Di saat Rose sedang berusaha mengembalikan performanya, nasib ternyata membawanya ke arah lain. Pada Maret 2018, Cavs memutuskan untuk menukarnya ke Utah Jazz. Namun, tim asal Salt Lake City itu justru melepasnya dua hari kemudian. Rose belum sempat mengenakan seragam Jazz di pertandingan, sementara para pandit semakin yakin karirnya akan selesai.

Kendati begitu, prediksi para pandit ternyata salah lagi. Minnesota Timberwolves pada 8 Maret 2018 merekrutnya ke barisan tim asuhan Tom Thibodeau. Kebetulan Thibs—sapaan akrabnya—pernah menangani Rose di Bulls. Ia bahkan memiliki beberapa bekas pemain Bulls di rosternya seperti Jimmy Butler dan Taj Gibson.
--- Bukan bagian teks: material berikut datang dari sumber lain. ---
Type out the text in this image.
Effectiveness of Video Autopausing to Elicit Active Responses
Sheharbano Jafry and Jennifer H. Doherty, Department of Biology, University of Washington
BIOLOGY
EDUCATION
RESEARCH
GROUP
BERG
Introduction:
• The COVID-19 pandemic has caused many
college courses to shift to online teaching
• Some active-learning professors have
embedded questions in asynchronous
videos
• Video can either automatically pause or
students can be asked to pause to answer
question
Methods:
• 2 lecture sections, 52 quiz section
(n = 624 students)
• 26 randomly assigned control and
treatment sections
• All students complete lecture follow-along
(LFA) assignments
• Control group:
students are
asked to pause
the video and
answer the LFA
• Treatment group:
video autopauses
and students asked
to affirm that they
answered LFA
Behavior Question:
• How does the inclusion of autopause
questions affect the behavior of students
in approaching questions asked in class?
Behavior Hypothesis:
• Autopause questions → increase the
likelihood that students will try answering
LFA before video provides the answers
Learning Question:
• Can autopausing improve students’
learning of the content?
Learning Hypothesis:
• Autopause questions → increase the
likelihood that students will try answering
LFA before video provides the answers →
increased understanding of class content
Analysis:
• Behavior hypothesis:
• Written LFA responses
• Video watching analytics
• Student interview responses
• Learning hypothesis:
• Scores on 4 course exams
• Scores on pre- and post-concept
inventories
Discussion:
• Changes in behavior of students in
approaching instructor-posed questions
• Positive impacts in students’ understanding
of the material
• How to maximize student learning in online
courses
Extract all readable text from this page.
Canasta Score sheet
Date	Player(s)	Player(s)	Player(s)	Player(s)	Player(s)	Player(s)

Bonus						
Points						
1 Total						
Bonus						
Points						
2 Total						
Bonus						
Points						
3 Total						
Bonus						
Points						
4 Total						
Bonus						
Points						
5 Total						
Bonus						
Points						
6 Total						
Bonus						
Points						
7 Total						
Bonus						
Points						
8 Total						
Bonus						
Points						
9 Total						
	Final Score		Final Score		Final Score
Kedatangan Rose menjadi semacam reuni.

Sekarang

Thibs menilai permainan Rose bersama Timberwolves cukup bagus sehingga ia memakainya lagi di 2018-2019. Di musim inilah sang garda kemudian membuktikan kebangkitannya. Setelah bermain di 23 pertandingan (5 starter), ia bisa mencetak rata-rata 18,3 poin, 3 rebound, dan 4,3 asis. Itu merupakan catatan terbaiknya selama delapan musim terakhir.

Di awal musim, Rose bahkan bisa mencetak 50 poin melawan Utah Jazz pada Oktober lalu. Itu menjadi semacam balas dendam kepada Jazz karena telah melewatkannya, sekaligus pembuktikan bahwa dirinya belum benar-benar habis. Rose selalu yakin ada masanya ia bisa kembali seperti dulu. Ketika ia hampir menyerah karena frustasi, ada sesuatu yang mendorongnya untuk bangkit lagi seperti sekarang ini. Ini bagai cerita dongeng yang berusaha menyakinkan orang bahwa “peri” itu ada—keajaiban itu ada. Rose telah membuktikannya sendiri dengan kerja keras.

Maka, jika melihat babad sejarahnya selama satu dekade, sebenarnya ada banyak hal yang bisa kita pelajari dari seorang Derrick Rose. Ada kerja keras; ada kepercayaan diri; ada manajemen emosi dan banyak hal lainnya. Namun, yang lebih penting dari semua itu, di balik rasa frustasinya, Rose ternyata memiliki mental pejuang yang tidak dimiliki semua orang. Kejatuhan telah menempanya sedemikian rupa hingga menegarkan hatinya sekuat baja. Ia memiliki tekad yang tidak bisa dikalahkan orang lain. Bahkan ketika orang-orang ragu, ia tetap maju. Ia bangkit, dan pada akhirnya membuat semua orang bertepuk tangan untuknya.

Semoga tepuk tangan itu bertahan selama-lamanya.